4-Babü Ali: bu kapı babü beni Haşim diye de söylenir.

B-Güney Kapıları:

1-Babü Bazen: Cahiliye döneminde babü beni aiz diye de söylenirdi.

2-Babü Bağle: Bu kapıya asr-ı saadette babü beni süfyan bin el-esed denilirdi.

3-Bab-üs Safa: Safa tepesi tarafında ki kapıdır.

4-Babü Ceyyad: Bu kapının adı babü beni mahzum olarak da bilinir.

5-Babü Mücahid: Bu kapıya Babür rahme adı da verilir.

6-Babü Medrese-i Şerif-i Aclan: Babü beni temim veya bab-ül alakayn olarak bilinir.

7-Babü ümmü hani: Bab-ül uruc,babü ceyyad-ı kebir,babü ebi cehl gibi isimlerle de bilinir.peygamber efendimizin amcasının kızı ümmü maninin evi tarafındadır.

C-Batı Kapıları:

1-Babü Harüra: Hacıların tavafa veda’ı ifa ettikten sonra bu kapıdan çıkmaları sebebiyle, daha sonra ki devirlerde bab-ül veda diye meşhur olmuştur.

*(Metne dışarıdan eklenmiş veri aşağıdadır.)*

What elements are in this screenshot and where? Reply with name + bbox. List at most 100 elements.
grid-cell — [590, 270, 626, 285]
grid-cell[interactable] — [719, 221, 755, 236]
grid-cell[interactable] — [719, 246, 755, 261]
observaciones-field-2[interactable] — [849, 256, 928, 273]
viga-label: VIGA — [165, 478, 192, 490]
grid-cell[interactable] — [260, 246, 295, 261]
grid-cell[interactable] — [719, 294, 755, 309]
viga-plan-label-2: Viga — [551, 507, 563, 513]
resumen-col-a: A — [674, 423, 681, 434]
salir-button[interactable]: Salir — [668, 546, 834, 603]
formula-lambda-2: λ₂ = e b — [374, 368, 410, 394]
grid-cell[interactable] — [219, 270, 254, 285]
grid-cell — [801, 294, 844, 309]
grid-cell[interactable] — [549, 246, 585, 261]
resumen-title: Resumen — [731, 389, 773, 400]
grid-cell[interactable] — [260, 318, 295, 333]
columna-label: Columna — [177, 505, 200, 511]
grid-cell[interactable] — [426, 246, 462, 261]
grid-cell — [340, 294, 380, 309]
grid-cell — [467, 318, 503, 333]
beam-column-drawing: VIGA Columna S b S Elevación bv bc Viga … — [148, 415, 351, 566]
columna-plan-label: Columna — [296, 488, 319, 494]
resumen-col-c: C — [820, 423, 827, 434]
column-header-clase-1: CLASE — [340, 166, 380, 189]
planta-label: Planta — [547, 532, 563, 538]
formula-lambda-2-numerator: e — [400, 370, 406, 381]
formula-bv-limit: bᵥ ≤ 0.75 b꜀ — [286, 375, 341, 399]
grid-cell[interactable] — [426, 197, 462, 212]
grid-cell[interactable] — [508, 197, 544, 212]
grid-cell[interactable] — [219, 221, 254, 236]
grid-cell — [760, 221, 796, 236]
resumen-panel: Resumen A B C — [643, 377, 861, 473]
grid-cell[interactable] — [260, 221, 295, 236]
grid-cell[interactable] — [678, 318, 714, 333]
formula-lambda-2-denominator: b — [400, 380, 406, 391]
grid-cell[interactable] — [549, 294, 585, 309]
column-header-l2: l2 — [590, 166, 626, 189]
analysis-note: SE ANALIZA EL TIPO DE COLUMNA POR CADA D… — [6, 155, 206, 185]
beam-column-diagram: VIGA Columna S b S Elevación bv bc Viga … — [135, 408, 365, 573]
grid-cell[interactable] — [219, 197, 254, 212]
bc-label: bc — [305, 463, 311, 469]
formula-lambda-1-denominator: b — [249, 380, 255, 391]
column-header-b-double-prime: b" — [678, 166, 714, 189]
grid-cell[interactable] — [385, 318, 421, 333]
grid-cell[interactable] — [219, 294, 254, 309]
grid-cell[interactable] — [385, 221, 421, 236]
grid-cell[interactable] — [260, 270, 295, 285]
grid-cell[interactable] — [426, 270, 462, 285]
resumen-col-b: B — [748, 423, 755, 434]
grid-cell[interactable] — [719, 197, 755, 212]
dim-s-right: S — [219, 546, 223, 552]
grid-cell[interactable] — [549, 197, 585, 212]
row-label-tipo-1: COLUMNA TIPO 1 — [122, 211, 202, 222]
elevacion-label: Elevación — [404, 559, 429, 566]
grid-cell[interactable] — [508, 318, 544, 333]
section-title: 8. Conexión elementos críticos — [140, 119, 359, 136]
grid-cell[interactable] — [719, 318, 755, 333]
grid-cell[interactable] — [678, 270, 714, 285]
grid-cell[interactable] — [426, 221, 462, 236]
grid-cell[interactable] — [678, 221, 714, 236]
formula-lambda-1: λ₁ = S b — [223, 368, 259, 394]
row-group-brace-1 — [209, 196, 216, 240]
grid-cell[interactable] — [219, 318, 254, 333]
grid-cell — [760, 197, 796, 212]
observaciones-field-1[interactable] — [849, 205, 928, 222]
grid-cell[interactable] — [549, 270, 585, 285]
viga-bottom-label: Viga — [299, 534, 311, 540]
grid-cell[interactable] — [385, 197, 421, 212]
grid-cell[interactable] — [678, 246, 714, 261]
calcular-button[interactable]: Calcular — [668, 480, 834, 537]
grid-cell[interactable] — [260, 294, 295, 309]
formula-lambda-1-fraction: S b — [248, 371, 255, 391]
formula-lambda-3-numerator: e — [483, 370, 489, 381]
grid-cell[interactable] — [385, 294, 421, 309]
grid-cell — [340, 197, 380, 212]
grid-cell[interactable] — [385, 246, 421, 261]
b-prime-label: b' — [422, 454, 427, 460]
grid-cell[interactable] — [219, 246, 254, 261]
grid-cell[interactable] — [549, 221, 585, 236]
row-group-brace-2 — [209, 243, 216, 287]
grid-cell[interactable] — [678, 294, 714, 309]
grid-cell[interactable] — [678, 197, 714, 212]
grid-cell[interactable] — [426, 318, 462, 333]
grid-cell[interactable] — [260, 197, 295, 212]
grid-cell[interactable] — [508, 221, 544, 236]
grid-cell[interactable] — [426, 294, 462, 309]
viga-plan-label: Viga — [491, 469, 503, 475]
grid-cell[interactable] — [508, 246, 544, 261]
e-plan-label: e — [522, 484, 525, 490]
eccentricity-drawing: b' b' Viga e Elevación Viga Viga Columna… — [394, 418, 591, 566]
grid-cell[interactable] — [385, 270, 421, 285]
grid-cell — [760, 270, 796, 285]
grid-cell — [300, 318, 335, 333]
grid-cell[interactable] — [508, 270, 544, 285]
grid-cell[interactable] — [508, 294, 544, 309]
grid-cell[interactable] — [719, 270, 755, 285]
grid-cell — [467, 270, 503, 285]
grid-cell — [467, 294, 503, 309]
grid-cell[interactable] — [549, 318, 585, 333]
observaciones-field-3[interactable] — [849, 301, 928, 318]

2-Babü İbrahim: Bu kapı bab-ül hayatın diye de bilinir.

3-Bab-ül Ümer: Bu kapıya bab-ül umre denilmektedir.

D-Kuzey Kapıları:

1-Bab-üs Sidde: İslamiyet’in ilk yıllarında, babü emir bin as veya bab-ül atik diye bilinirdi.

2-Bab-ül Icle: Bu kapı abdül basit medresesi bitişiğindedir.

3-Bab-ül Kutbi: Bab-üz ziyade-i nedve’nin batı tarafındadır.

4-Bab-Üz Ziyade-i Nedve: İlk yıllarda babü dar-i beni şeybe bin Osman adıyla bilinirdi.

5- Bab-üd Deribe: Bab-üs selamın yakınında ve Süleymaniye medresesi bitişiğindedir.